Nul n’ignore ce qui manque à notre première littérature, mais encore convient-il de l’apprécier équitablement. Les différences de la grammaire, du vocabulaire et de l’orthographe froissent d’abord nos habitudes. Mais il ne faut point exagérer ces différences ni les difficultés qui en résultent pour les gens instruits. Elles ne constituent point une barrière infranchissable, car un assez court apprentissage mettrait un homme de bonne volonté en mesure de lier connaissance avec nombre d’œuvres importantes du Moyen Âge français. Je reviens aux Fils Aymon.

La composition paraît manquer d’art, parce que c’est un premier assemblage d’éléments qui ne sont ni d’un même auteur ni de même date.
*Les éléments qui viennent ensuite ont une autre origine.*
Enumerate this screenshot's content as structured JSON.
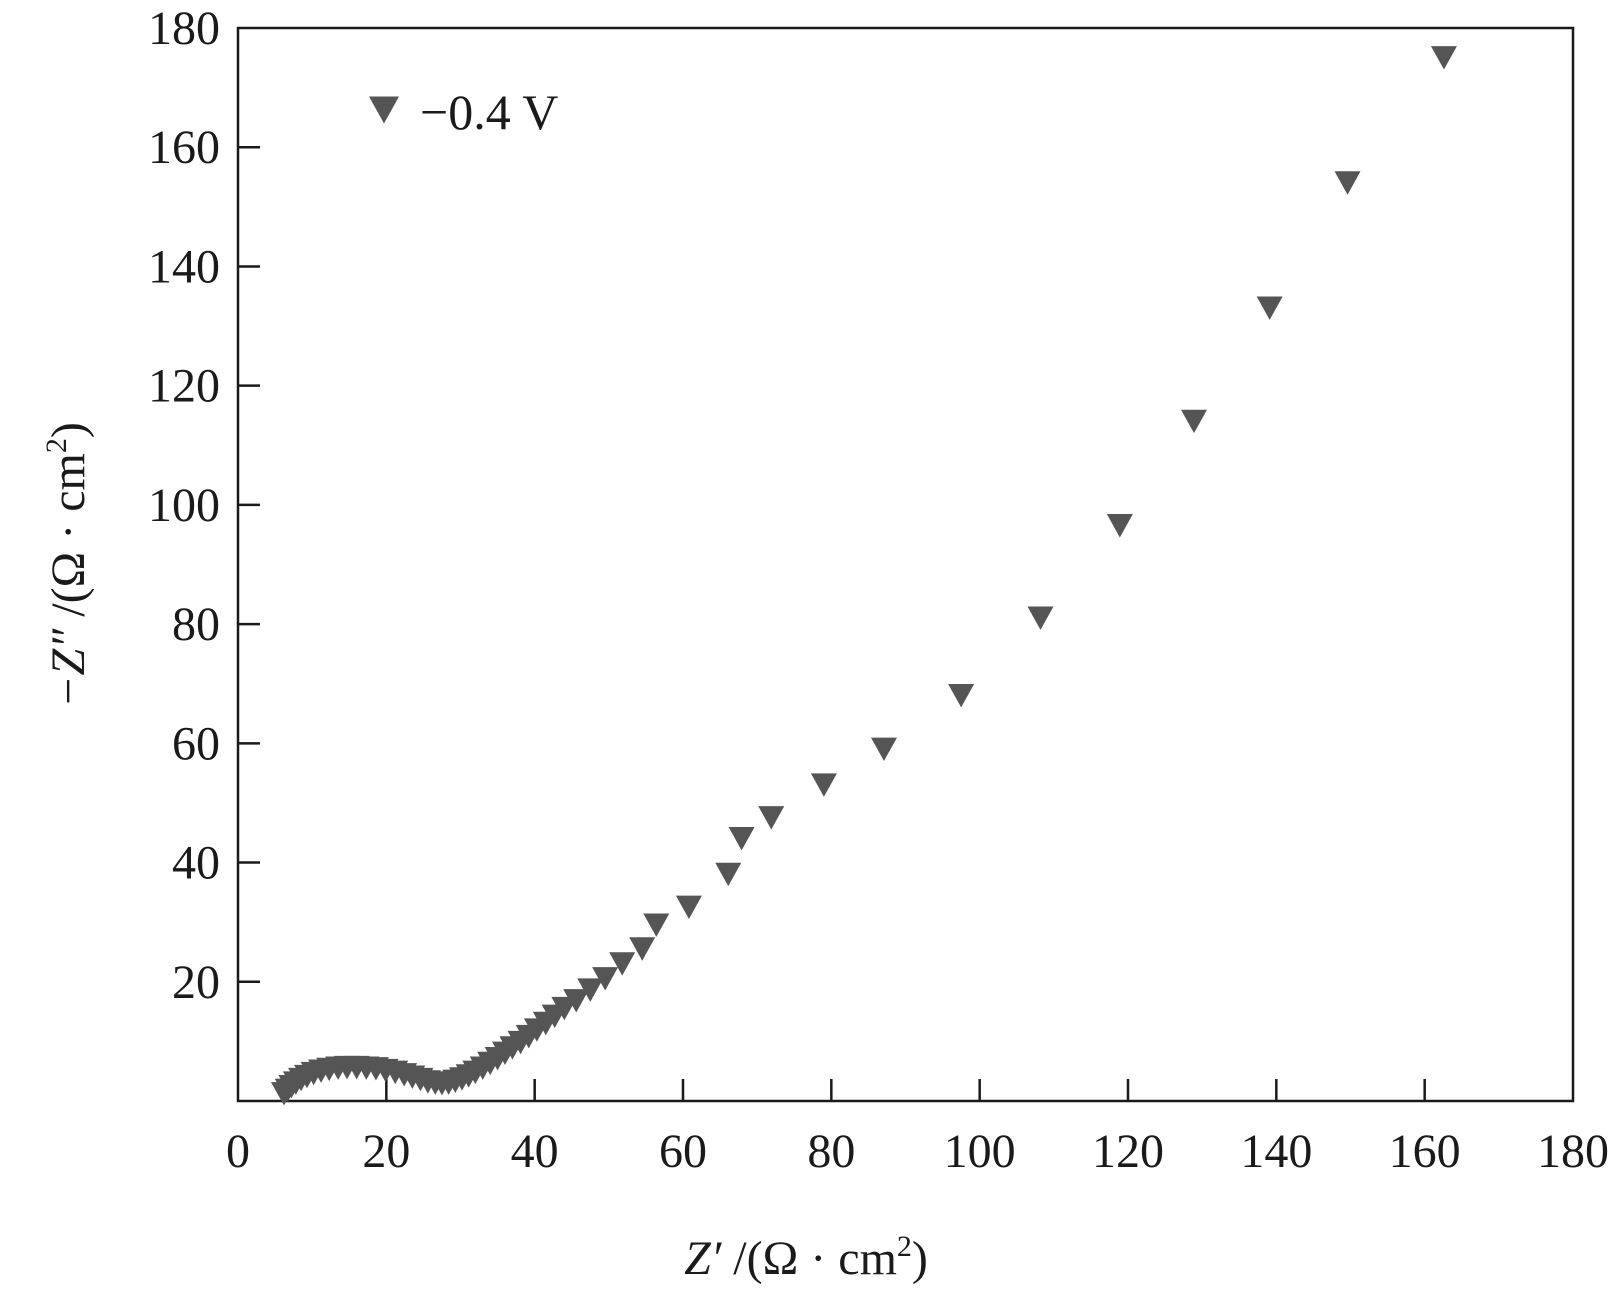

Dans les dernières rédactions, les parties sont mieux subordonnées à l’idée générale qu’expriment les vers que j’ai pris pour épigraphe : la mort de Beuves a pour conséquence que Renaud tue un neveu de l’empereur. De ces faits tout découle naturellement. À cet égard notre mauvaise édition en prose marque le terme où les remanieurs se sont arrêtés. Mais à passer par des mains moins habiles que celles des diascévastes grecs, le vieux poème perdait en vérité, perdait surtout en intensité d’action, de sentiment et d’expression. L’on s’en aperçoit sans peine à la seule comparaison des trois mille vers de la fin, telle que je l’ai donnée, et du texte plus récent que le premier éditeur avait emprunté d’une rédaction toute différente pour le fond et la forme.

Les Fils Aymon, Renaud surtout, font l’unité de l’action, car sauf dans la première branche ou Beuves d’Aigremont, et dans la courte narration d’une guerre de Saxe où Roland fait ses premières armes, Renaud, seul ou avec sa famille, est toujours au premier plan. Se réconciliera-t-il avec Charles ? et quand il aura fait sa paix avec le roi, quelles seront pour lui et pour les siens les conséquences de cette paix ? Tel est le cadre du récit à partir de la mort de Bertolais. La pénitence et le martyre du héros achèvent la narration d’une manière attendrissante et noble. L’ensemble laisse une impression de grandeur.

Mais dans tout cela l’on n’a point la cause essentielle de la popularité qui est restée si longtemps fidèle à l’Histoire des Quatre Fils Aymon.

La multiplicité des personnages intéressants, la variété des caractères dont plusieurs ne sont pas seulement esquissés, l’antagonisme des deux parentés en conflit, celle de la geste de Ganelon, formée de traîtres, et celle que constituent les barons loyaux, tous attachés à Renaud par le lien du sang, la diversité des situations, la réunion des noms illustres de l’épopée : Ogier, Naymes, Richard de Normandie, Roland, Olivier, Estous, qui prennent tous part à l’action, le relief des scènes principales, la sympathie qui dès le début va aux malheurs, et aux souffrances des enfants du vieux duc Aymes, l’émotion communicative du narrateur, une dignité courtoise et fière qui faiblit vers la fin, mais qui domine dans toute la partie centrale ; chez Renaud, un parfait accord de vaillance, de loyauté et de sagesse, la justice de la cause que lui et ses frères soutiennent sans espoir, et ces éléments de merveilleux, la magie du fidèle Maugis et les dons de Bayard, le cheval-faé, expliquent pourquoi les Fils Aymon ont conquis d’emblée l’Europe du Moyen-Âge, pourquoi l’épopée italienne leur a fait une si belle et si large place, et comment plus tard, mutilés, défigurés dans des versions en prose infidèles et triviales, ils ont conservé des lecteurs jusqu’à l’heure présente.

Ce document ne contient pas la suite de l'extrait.